Govern these ventages with your fingers and thumb;

It is funny when we distinguish the thumb from the fingers – I mean, it is one of the five. There isn’t always a good reason for it – but in this case – Hamlet’s right, when you play the recorder, your thumb does something quite different from the other fingers. Look at this – Hamlet and Shakespeare giving ACTUAL instruction on recorder playing.
Of course – if this were the only instruction you had for how to play the recorder, you probably wouldn’t get very far.

Ventages is a fun word for holes, though.

It is as easy as lying.

The This American Life story about a guy who’d been raised to be 100% honest ended up demonstrating what a lot of value there is in lying. This guy basically had to learn how to lie or perhaps even more importantly, to not tell the truth all the time.

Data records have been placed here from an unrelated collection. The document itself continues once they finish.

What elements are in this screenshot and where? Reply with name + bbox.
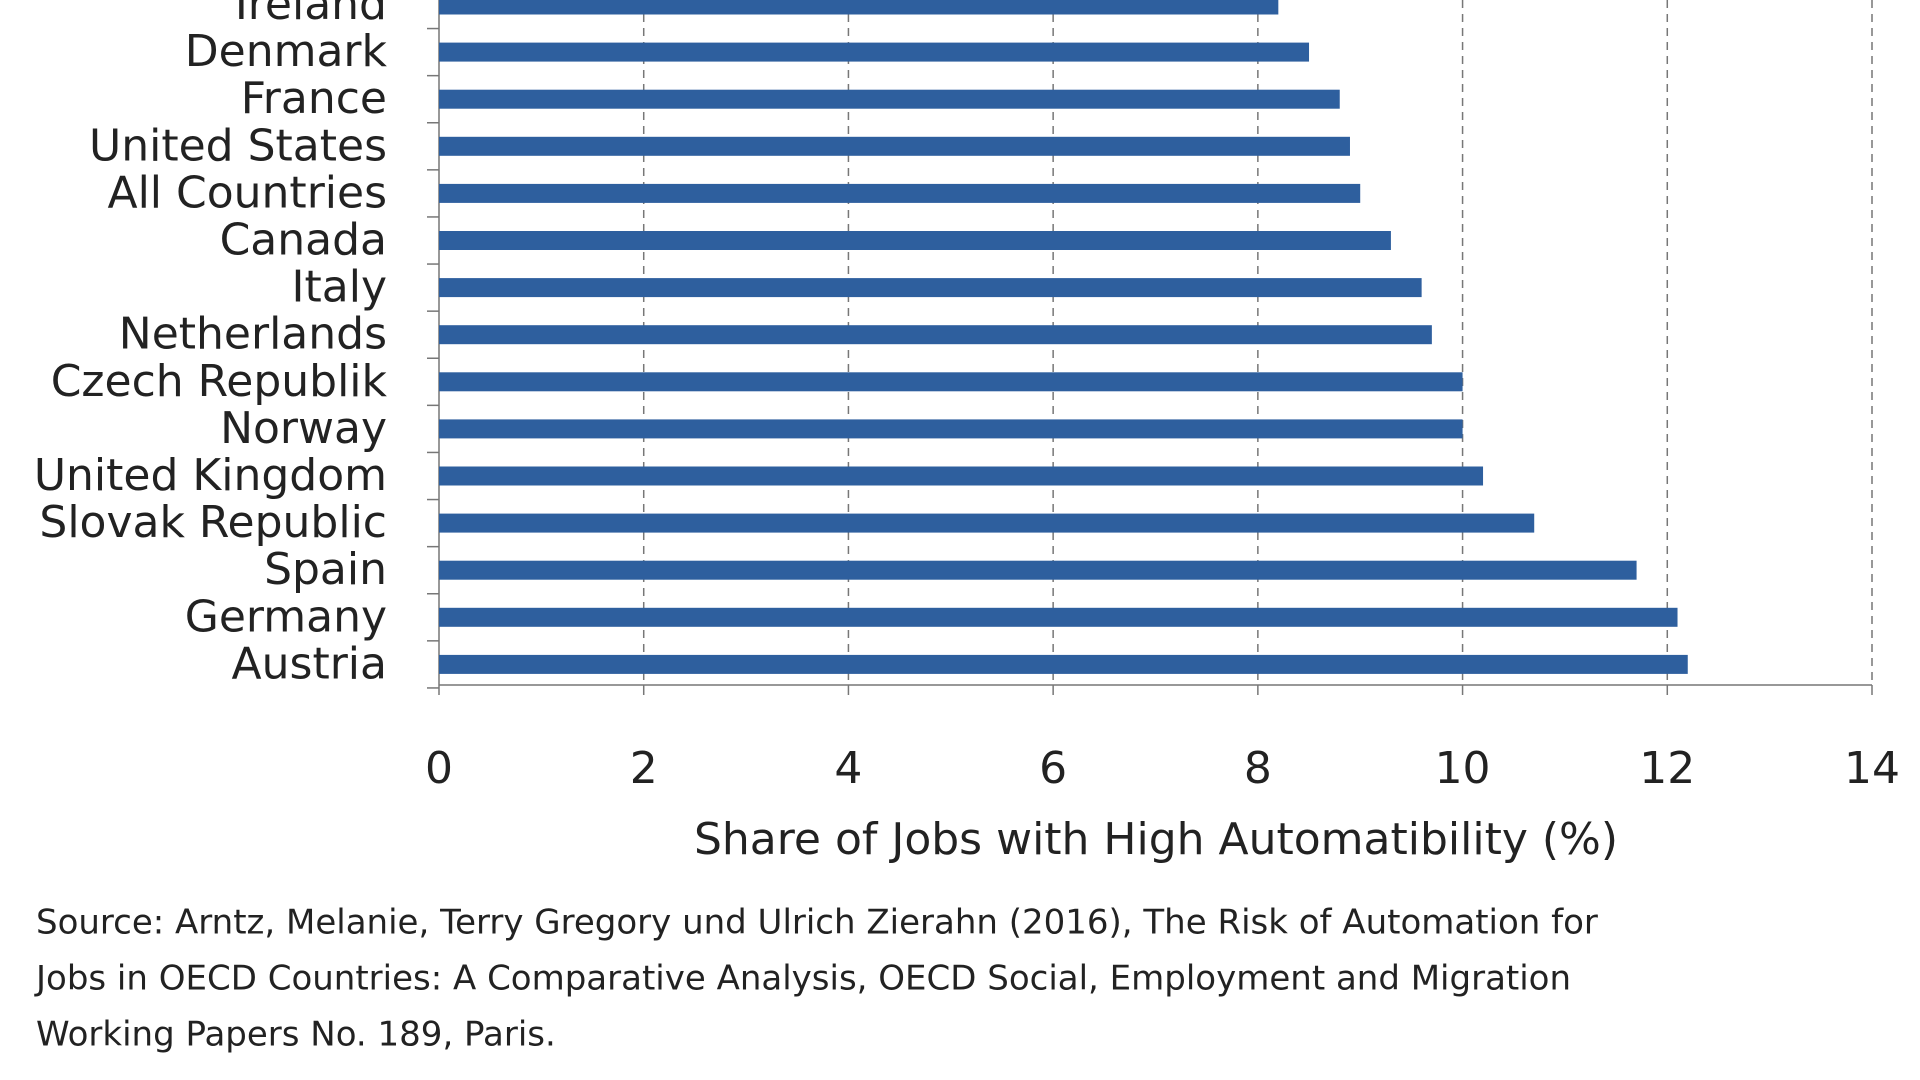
bar: [439, 372, 1463, 392]
source-line: Working Papers No. 189, Paris.: [36, 1015, 556, 1055]
source-line: Jobs in OECD Countries: A Comparative An…: [34, 959, 1571, 999]
y-tick-label: France: [241, 73, 387, 124]
bar: [439, 325, 1432, 345]
y-tick-label: Czech Republik: [51, 356, 388, 407]
x-tick-label: 2: [630, 743, 658, 794]
y-tick-label: Germany: [185, 591, 387, 642]
bar: [439, 513, 1535, 533]
y-tick-label: Denmark: [185, 26, 388, 77]
y-tick-label: United States: [89, 120, 387, 171]
source-line: Source: Arntz, Melanie, Terry Gregory un…: [36, 903, 1598, 943]
x-axis-title: Share of Jobs with High Automatibility (…: [694, 814, 1618, 865]
x-tick-label: 0: [425, 743, 453, 794]
bar: [439, 560, 1637, 580]
y-tick-label: Spain: [264, 544, 387, 595]
bar: [439, 607, 1678, 627]
bar: [439, 0, 1279, 15]
x-tick-label: 10: [1435, 743, 1491, 794]
bar: [439, 231, 1391, 250]
bar: [439, 278, 1422, 298]
y-tick-label: Ireland: [235, 0, 387, 30]
x-tick-label: 14: [1844, 743, 1900, 794]
y-tick-label: Austria: [232, 638, 387, 689]
bar: [439, 419, 1463, 439]
y-tick-label: All Countries: [107, 167, 387, 218]
bar: [439, 42, 1310, 62]
y-tick-label: Canada: [220, 215, 387, 266]
bar: [439, 183, 1361, 203]
y-tick-label: Slovak Republic: [39, 497, 387, 548]
y-tick-label: United Kingdom: [34, 450, 387, 501]
x-tick-label: 8: [1244, 743, 1272, 794]
x-tick-label: 4: [834, 743, 862, 794]
x-tick-label: 6: [1039, 743, 1067, 794]
bar: [439, 466, 1484, 486]
y-tick-label: Italy: [292, 262, 387, 313]
bar: [439, 89, 1340, 109]
x-tick-label: 12: [1639, 743, 1695, 794]
y-tick-label: Norway: [220, 403, 387, 454]
bar: [439, 654, 1688, 674]
y-tick-label: Netherlands: [119, 309, 387, 360]
bar: [439, 136, 1350, 156]
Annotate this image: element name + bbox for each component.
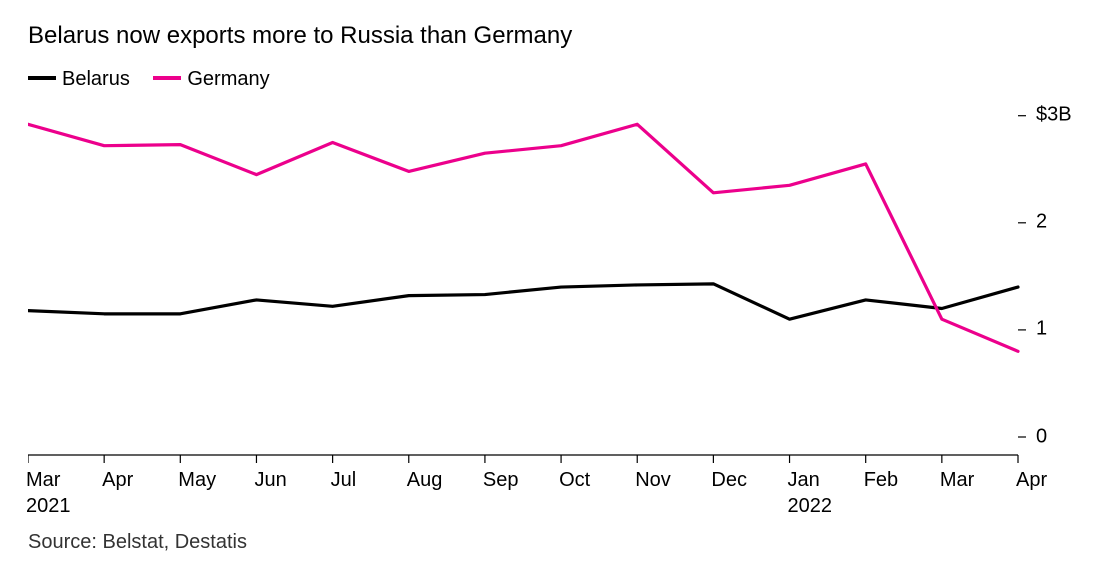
x-tick-label: Jan bbox=[788, 469, 820, 492]
legend-item-belarus: Belarus bbox=[28, 68, 130, 91]
x-tick-label: Jun bbox=[254, 469, 286, 492]
y-tick-label: 2 bbox=[1036, 211, 1047, 234]
legend-label-belarus: Belarus bbox=[62, 68, 130, 91]
chart-area: 0 1 2 $3B Mar 2021 Apr May Jun Jul Aug Sep Oct Nov Dec… bbox=[28, 97, 1072, 517]
x-tick-label: Nov bbox=[635, 469, 671, 492]
x-tick-label: Sep bbox=[483, 469, 519, 492]
legend: Belarus Germany bbox=[28, 64, 1072, 91]
x-tick-label: Apr bbox=[1016, 469, 1047, 492]
x-tick-label: Aug bbox=[407, 469, 443, 492]
x-tick-label: Oct bbox=[559, 469, 590, 492]
source-text: Source: Belstat, Destatis bbox=[28, 531, 1072, 554]
legend-swatch-germany bbox=[153, 76, 181, 80]
x-year-label: 2022 bbox=[788, 495, 833, 518]
y-tick-label: 1 bbox=[1036, 318, 1047, 341]
x-tick-label: Mar bbox=[940, 469, 974, 492]
legend-swatch-belarus bbox=[28, 76, 56, 80]
x-year-label: 2021 bbox=[26, 495, 71, 518]
x-tick-label: Apr bbox=[102, 469, 133, 492]
line-chart bbox=[28, 97, 1072, 517]
x-tick-label: Dec bbox=[711, 469, 747, 492]
y-tick-label: 0 bbox=[1036, 425, 1047, 448]
x-tick-label: Jul bbox=[331, 469, 357, 492]
legend-label-germany: Germany bbox=[187, 68, 269, 91]
x-tick-label: May bbox=[178, 469, 216, 492]
chart-title: Belarus now exports more to Russia than … bbox=[28, 22, 1072, 50]
legend-item-germany: Germany bbox=[153, 68, 269, 91]
x-tick-label: Feb bbox=[864, 469, 898, 492]
x-tick-label: Mar bbox=[26, 469, 60, 492]
y-tick-label: $3B bbox=[1036, 104, 1072, 127]
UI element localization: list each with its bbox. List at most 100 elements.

I was struck by the way he learned that total honesty was essentially selfish – that it meant he was not considering how others might feel when he expressed himself. And that’s what it can be – expressing one’s self – without much attention on how one’s self might impact another. Every “honest” person I’ve ever met proves this theory. The people who regularly defend their cruelty with “I’m just being honest” are habitually unconcerned with other people’s feelings. It presumes a kind of moral high ground, a superiority over the poor thin skinned other who just can’t handle the truth.
And certainly at some point honesty is more important than feelings – but the reverse is also true – and this guy’s journey makes that clear.

For some lying is easy. For some honest is easier. Depends on your bias toward your own truth or other people’s feelings.

I do beseech you.

Origins of “beseech”?
This is one of those phrases that has, after so many years with Shakespeare, become to familiar to me, I barely notice it when it turns up in a play. I forget, sometimes, that its meaning might not be immediately obvious to a new Shakespeare reader. It’s one of those that most people can work out from context, with a little time and attention, but it can slow down some readers.

Sometimes in reading something with fresh readers, I’m called upon to explain things like this that have become so familiar to me, I ‘ve forgotten details I once knew about them.

This happened with the word “Marry” the other day – as in, “Marry, sir” as in. . .a word that doesn’t mean what we THINK it means in that context. I found myself struggling to find an appropriate paraphrase. I went with “By gum” and “By George” but after sleeping on it, I realized, “You see” would be a better equivalency.

In this case – beseech has a nice direct corollary in Beg or Implore – but it does make me curious about where it comes from.